Scientists are exploring an alternative anti-cancer therapy that involves targeting tumor generated the formation of new blood vessels which allow the delivery of oxygen and nutrients to the body’s tissues, technically called angiogenesis.
Angiogenesis is critical in the growth of cancer because tumors need blood supply to grow. Tumors trigger the growth of blood cells by giving off chemical signals that stimulate angiogenesis. Deregulation of angiogenesis is the main reason for tumor growth and progression.
Using the INSPIRE Faculty program Dr. Vimalraj and his research team is further working to develop transgenic zebrafish (which have exogenous genes added to their genome) model by use of the CRISPR/Cas9 gene-editing tool to further study the compensatory angiogenesis mechanism in tumor microenvironment. Differential expression of biomolecules between two types of angiogenesis (sprouting angiogenesis and intussusceptive angiogenesis ) and their molecular mechanism will be analysed using transgenic zebrafish models in tumor microenvironment.
Inhibition of tumor angiogenesis has become a popular anti-cancer strategy after chemotherapy. However, the clinically approved anti-angiogenic drugs are ineffective due to parallel activation of various compensatory mechanisms involving a cascade of molecules, which aids tumor angiogenesis and investigation of these mechanisms are essential for developing anti-angiogenic therapies.
Dr. Vimalraj has already found that nitric oxide (NO) plays a key role in switching off angiogenesis under tumor microenvironment and that the melatonin hormone suppresses tumor angiogenesis. The research published in the journals Microvascular Research, Life Sciences and Nitric Oxide, has shown that compensatory mechanisms could be a potential therapeutic target for developing effective anti-cancer treatment regimes.

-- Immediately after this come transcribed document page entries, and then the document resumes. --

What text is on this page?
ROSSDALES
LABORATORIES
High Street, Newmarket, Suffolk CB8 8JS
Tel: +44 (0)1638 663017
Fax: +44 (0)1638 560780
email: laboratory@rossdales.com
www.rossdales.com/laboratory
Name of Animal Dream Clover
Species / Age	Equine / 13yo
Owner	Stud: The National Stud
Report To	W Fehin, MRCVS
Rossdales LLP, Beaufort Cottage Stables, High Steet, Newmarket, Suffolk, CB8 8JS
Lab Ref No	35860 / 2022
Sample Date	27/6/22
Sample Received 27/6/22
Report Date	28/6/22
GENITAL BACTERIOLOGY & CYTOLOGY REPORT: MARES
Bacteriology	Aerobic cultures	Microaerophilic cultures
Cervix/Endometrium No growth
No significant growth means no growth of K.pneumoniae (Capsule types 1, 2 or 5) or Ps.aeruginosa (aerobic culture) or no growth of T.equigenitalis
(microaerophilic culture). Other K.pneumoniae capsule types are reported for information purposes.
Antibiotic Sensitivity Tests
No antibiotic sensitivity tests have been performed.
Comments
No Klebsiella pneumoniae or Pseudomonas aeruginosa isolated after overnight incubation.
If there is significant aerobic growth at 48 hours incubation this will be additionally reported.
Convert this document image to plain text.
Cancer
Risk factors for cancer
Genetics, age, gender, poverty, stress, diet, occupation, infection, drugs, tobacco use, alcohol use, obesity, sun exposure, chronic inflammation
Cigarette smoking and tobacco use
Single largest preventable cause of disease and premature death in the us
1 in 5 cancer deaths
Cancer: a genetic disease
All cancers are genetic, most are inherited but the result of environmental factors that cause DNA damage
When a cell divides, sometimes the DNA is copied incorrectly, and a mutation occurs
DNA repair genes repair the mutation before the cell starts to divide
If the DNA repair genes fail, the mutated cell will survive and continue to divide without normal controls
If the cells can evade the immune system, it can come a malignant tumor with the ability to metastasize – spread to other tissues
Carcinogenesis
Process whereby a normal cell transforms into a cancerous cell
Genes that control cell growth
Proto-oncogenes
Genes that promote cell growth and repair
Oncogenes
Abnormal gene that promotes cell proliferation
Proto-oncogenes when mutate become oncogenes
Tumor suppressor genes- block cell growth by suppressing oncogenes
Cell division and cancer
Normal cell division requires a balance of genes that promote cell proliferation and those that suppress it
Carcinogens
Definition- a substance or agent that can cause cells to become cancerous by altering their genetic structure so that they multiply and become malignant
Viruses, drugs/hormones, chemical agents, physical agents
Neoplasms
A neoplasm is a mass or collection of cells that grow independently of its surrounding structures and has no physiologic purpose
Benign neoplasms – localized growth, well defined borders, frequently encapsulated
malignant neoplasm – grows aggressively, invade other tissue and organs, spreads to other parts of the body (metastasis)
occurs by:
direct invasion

The transgenic or CRISPR/Cas9 edited Zebrafish platform (TZP) can be used for studying the efficacy of a drug as anti or pro-angiogenesis in the next phase of the project.
The transgenic zebrafish model has been selected for the intussusceptive angiogenesis study because of its rapid development, optically transparent, high yield in offspring, and easy techniques for forward and reverse gene manipulation. The CRISPR/Cas9 edited zebrafish platform will also be used for studying the efficacy of a drug as anti or pro-angiogenesis in the next phase of the project.